4. Dimensão sociotransformadora e ação pastoral
A Leitura Popular da Bíblia parte da vida, ilumina essa realidade com a Palavra e retorna à vida com compromisso transformador. Assim, Ez 28,1-10 e Mt 19,23-30 não devem permanecer apenas como textos para meditação individual. Eles convocam a comunidade cristã à ação.
Uma pastoral inspirada nesses textos pode assumir pelo menos cinco compromissos:
Primeiro, promover uma educação para o consumo responsável e para a partilha, questionando a cultura do individualismo e da acumulação.
Segundo, fortalecer pastorais sociais e organizações populares que defendam trabalhadores, agricultores familiares, povos indígenas, comunidades tradicionais, migrantes e pessoas em situação de vulnerabilidade.
Terceiro, denunciar profeticamente estruturas econômicas que produzem concentração de renda, exploração do trabalho e destruição ambiental, sem transformar essa denúncia em mera disputa partidária, mas assumindo-a como exigência do Evangelho.

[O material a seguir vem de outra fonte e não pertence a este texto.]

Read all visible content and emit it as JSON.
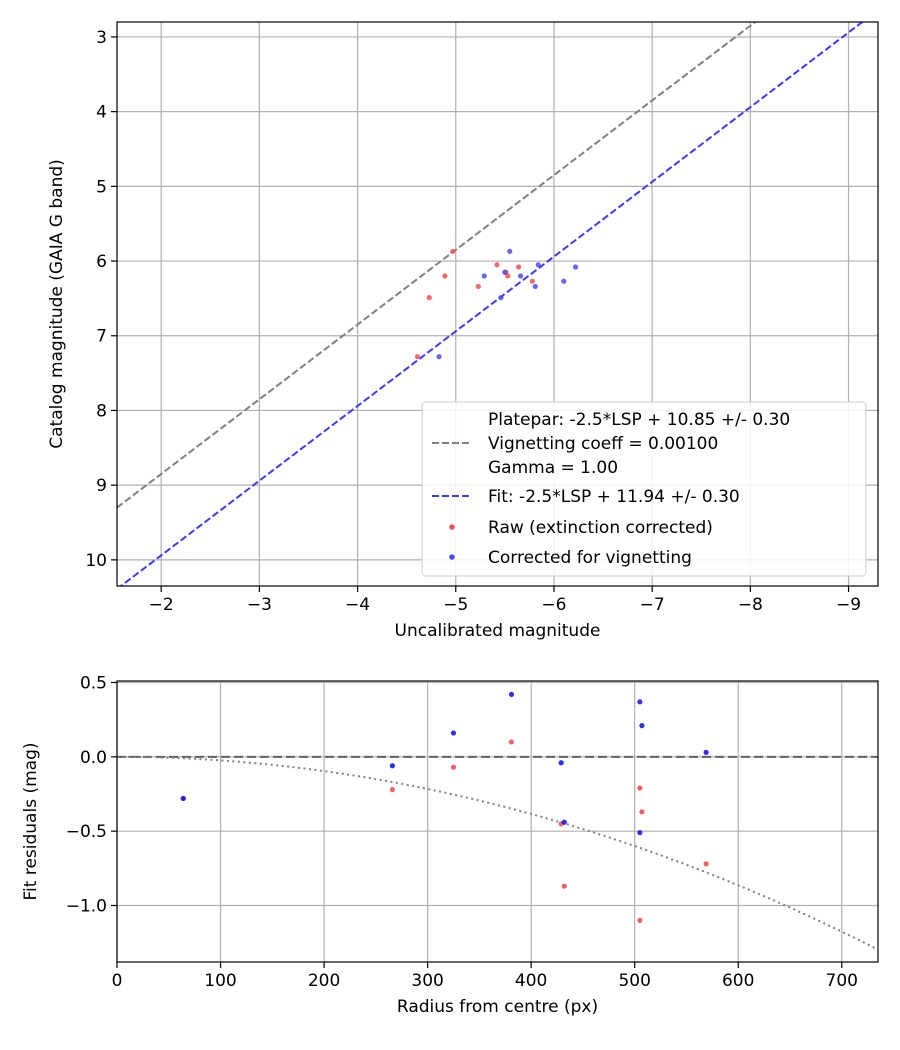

Quarto, colocar os pobres como sujeitos da ação pastoral. Não se trata somente de “fazer algo pelos pobres”, mas de caminhar com eles, escutar sua experiência, reconhecer sua sabedoria e construir processos de transformação juntamente com eles.
Quinto, revisar a própria vida eclesial. A Igreja deve perguntar se seus recursos, patrimônios, estruturas e projetos estão efetivamente a serviço da evangelização e da vida dos pobres. O Evangelho exige uma Igreja que não acumule para si aquilo que falta aos outros.

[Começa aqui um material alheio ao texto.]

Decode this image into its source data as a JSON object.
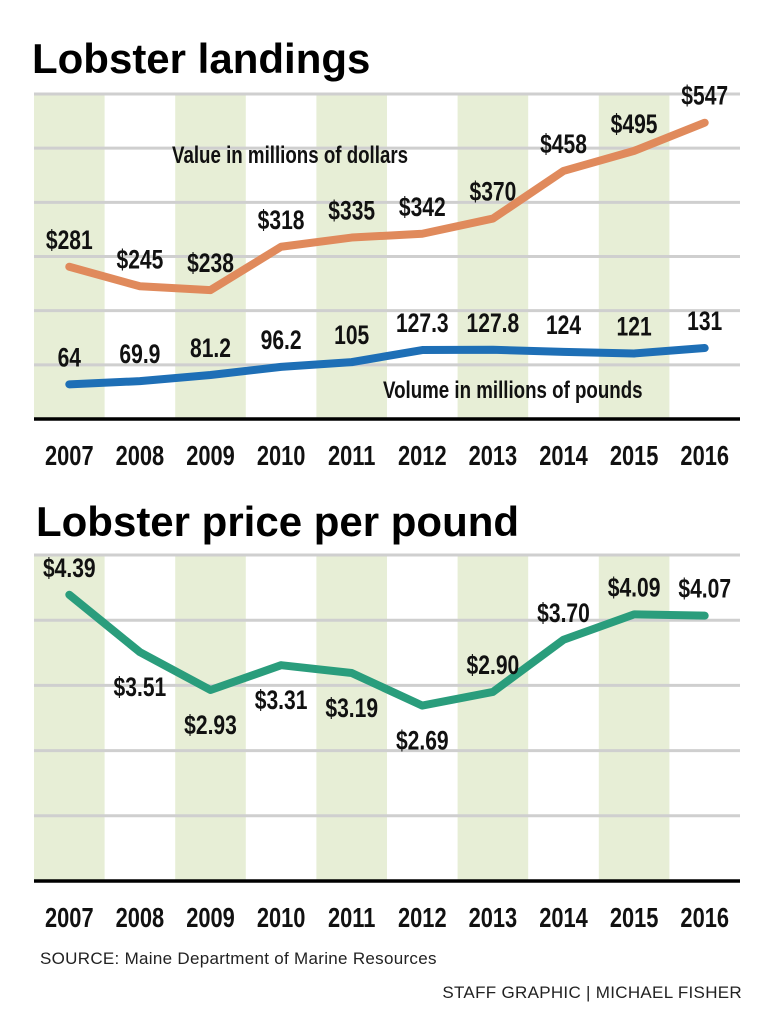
{
  "chart_data": [
    {
      "type": "line",
      "title": "Lobster landings",
      "categories": [
        "2007",
        "2008",
        "2009",
        "2010",
        "2011",
        "2012",
        "2013",
        "2014",
        "2015",
        "2016"
      ],
      "series": [
        {
          "name": "Value in millions of dollars",
          "color": "#e08a5c",
          "values": [
            281,
            245,
            238,
            318,
            335,
            342,
            370,
            458,
            495,
            547
          ],
          "labels": [
            "$281",
            "$245",
            "$238",
            "$318",
            "$335",
            "$342",
            "$370",
            "$458",
            "$495",
            "$547"
          ]
        },
        {
          "name": "Volume in millions of pounds",
          "color": "#1e6fb6",
          "values": [
            64,
            69.9,
            81.2,
            96.2,
            105,
            127.3,
            127.8,
            124,
            121,
            131
          ],
          "labels": [
            "64",
            "69.9",
            "81.2",
            "96.2",
            "105",
            "127.3",
            "127.8",
            "124",
            "121",
            "131"
          ]
        }
      ],
      "ylim": [
        0,
        600
      ],
      "grid_step": 100,
      "grid": true,
      "xlabel": "",
      "ylabel": ""
    },
    {
      "type": "line",
      "title": "Lobster price per pound",
      "categories": [
        "2007",
        "2008",
        "2009",
        "2010",
        "2011",
        "2012",
        "2013",
        "2014",
        "2015",
        "2016"
      ],
      "series": [
        {
          "name": "Price per pound",
          "color": "#2a9d7c",
          "values": [
            4.39,
            3.51,
            2.93,
            3.31,
            3.19,
            2.69,
            2.9,
            3.7,
            4.09,
            4.07
          ],
          "labels": [
            "$4.39",
            "$3.51",
            "$2.93",
            "$3.31",
            "$3.19",
            "$2.69",
            "$2.90",
            "$3.70",
            "$4.09",
            "$4.07"
          ]
        }
      ],
      "ylim": [
        0,
        5
      ],
      "grid_step": 1,
      "grid": true,
      "xlabel": "",
      "ylabel": ""
    }
  ],
  "colors": {
    "shade": "#e7eed6",
    "grid": "#cfcfcf"
  },
  "footer": {
    "source": "SOURCE: Maine Department of Marine Resources",
    "credit": "STAFF GRAPHIC | MICHAEL FISHER"
  }
}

Conclusão: quando o dinheiro deixa de ser senhor
Ez 28,1-10 e Mt 19,23-30 apresentam uma mensagem profundamente atual: o dinheiro pode ser instrumento de vida, mas torna-se idolatria quando pretende ocupar o lugar de Deus.
O governante de Tiro diz: “Eu sou um deus”. Jesus, por sua vez, mostra que a riqueza pode tornar-se um obstáculo quase intransponível ao Reino. Em ambos os textos, a Palavra desmonta a ilusão da autossuficiência.
Para a Teologia Latino-Americana, essa palavra se transforma em compromisso: Deus não deseja uma sociedade em que poucos acumulam enquanto muitos sobrevivem. O Reino anunciado por Jesus aponta para relações novas, baseadas na partilha, na fraternidade, na justiça e na defesa da vida.
A pergunta que permanece para nossas comunidades é simples e exigente: nossos bens, nossas estruturas e nosso poder estão servindo à vida ou estão servindo a nós mesmos?
Se o dinheiro se torna senhor, os pobres tornam-se invisíveis. Se os bens se tornam instrumentos de partilha, a economia pode tornar-se serviço à vida. E quando a Igreja escolhe caminhar com os últimos, denunciar a idolatria do poder e construir comunidades solidárias, ela anuncia concretamente que “para Deus tudo é possível” (Mt 19,26): é possível vencer a lógica da acumulação e construir, já no presente, sinais do Reino de justiça, fraternidade e vida para todos.